1.      C. TUJUAN PENULISAN

Adapun tujuan dari penyusunan makalah ini adalah :

1. Untuk memenuhi tugas makalah Hukum Dagang.


2. Mengetahui mengenai konsep kepailitan perusahaan dan penundaan pembayaran .

3. Mengetahui mengenai proses dijatuhkannya pailit.

1.      D. METODOLOGI PENULISAN

Dalam penulisan ini penulis menggunakan metode/cara pengumpulan data atau informasi
melalui :

 Penelitian kepustakaan ( Library Research ) yaitu penelitian yang dilakukan melalui studi
literature, internet, dan sebagainya yang sesuai atau yang ada relevansinya dengan
masalah yang dibahas.

1.      E. SISTEMATIKA PENULISAN

Untuk mendapatkan gambaran yang jelas tentang penulisan ini, maka terlebih dahulu penulis
akan menguraikan penulisannya agar lebih mudah dipahami dalam memecahkan masalah yang
ada. Di dalam penulisan ini dibagi dalam 3 ( tiga ) bab yang terdiri dari :
BAB I        : Bab ini merupakan bab pendahuluan yang memuat latar belakang, rumusan masalah, tujuan
penulisan, metodologi penulisan dan sistematika penulisan.

BAB II       : Bab ini merupakan bab yang berisi pembahasan yang tercakup dalam rumusan masalah.

BAB III     : Bab ini merupakan bab penutup yang memuat kesimpulan dan saran-saran.

BAB II

PEMBAHASAN

KEPAILITAN

2.I. Dasar Hukum Kepailitan

Semula lembaga hukum kepailitan diatur undang-undang tentang Kepailitan dalam


Faillissements-verordening Staatsblad 1905:217 juncto Staatsblad 1906:348. Karena
perkembangan perekonomian dan perdagangan serta pengaruh globalisasi, serta modal yang
dimiliki oleh para pengusaha umumnya berupa pinjaman yang berasal dari berbagai sumber,
undang-undang tersebut telah menimbulkan banyak kesulitan dalam penyelesaian utang-piutang.
Penyelesaian utang-piutang juga bertambah rumit sejak terjadinya berbagai krisis keuangan yang
merembet secara global dan memberikan pengaruh tidak menguntungkan terhadap
perekonomian nasional. Kondisi tidak menguntungkan ini telah menimbulkan kesulitan besar
terhadap dunia usaha dalam menyelesaikan utang piutang untuk meneruskan kegiatannya.

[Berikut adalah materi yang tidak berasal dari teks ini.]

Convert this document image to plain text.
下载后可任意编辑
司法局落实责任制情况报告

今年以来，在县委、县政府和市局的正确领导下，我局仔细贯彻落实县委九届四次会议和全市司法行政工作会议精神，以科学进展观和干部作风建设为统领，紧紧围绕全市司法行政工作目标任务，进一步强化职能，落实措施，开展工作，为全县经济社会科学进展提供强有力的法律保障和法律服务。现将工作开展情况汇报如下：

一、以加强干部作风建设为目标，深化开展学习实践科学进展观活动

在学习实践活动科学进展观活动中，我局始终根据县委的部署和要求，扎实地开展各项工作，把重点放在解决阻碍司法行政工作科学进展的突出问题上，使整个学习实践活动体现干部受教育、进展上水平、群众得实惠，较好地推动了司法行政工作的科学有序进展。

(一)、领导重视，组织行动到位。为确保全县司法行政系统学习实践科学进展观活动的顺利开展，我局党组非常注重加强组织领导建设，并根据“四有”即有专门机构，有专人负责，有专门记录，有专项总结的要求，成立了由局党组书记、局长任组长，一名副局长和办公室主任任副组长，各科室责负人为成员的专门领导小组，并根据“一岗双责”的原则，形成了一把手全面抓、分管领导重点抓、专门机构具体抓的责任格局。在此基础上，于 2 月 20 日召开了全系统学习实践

Undang-undang tentang Kepailitan (Faillissements verordening, Staatsblad 1905:217


juncto Staatsblad 1906:348), sebab itu, telah diubah dengan Peraturan Pemerintah Pengganti
Undang-undang (Perpu) Nomor 1 Tahun 1998 tentang Perubahan Atas Undang-Undang tentang
Kepailitan, yang kemudian ditetapkan menjadi Undang-Undang berdasarkan Undang-Undang
Nomor 4 Tahun 1998. Perubahan tersebut juga ternyata belum memenuhi perkembangan dan
kebutuhan hukum di masyarakat, sehingga pada tahun 2004 pemerintah memperbaikinya lagi
dengan Undang-undang Nomor 37 Tahun 2004 Tentang Kepailitan dan Penundaan Kewajiban
Pembayaran Utang (Undang-undang Kepailitan dan PKPU). Dan juga adapun BW secara umum
khususnya pasal 1131 sampai dengan 1134.
23
[2]

2.2 Pengertian dan Syarat Kepailitan

Dalam pasal 1 angka 1 Undang-undang Nomor 37 Tahun 2004 Tentang Kepailitan dan
Penundaan Kewajiban Pembayaran Utang (Undang-undang Kepailitan dan PKPU), “kepailitan”
diartikan sebagai sita umum atas semua kekayaan Debitur Pailit yang pengurusan dan
pemberesannya dilakukan oleh Kurator di bawah pengawasan Hakim Pengawas. Menurut
kamus, pailit berarti “bangkrut” atau “jatuh miskin”. Dengan demikian maka kepailitan adalah
keadaan atau kondisi dimana seseorang atau badan hukum tidak mampu lagi membayar
kewajibannya (Dalam hal ini utangnya) kepada si piutang.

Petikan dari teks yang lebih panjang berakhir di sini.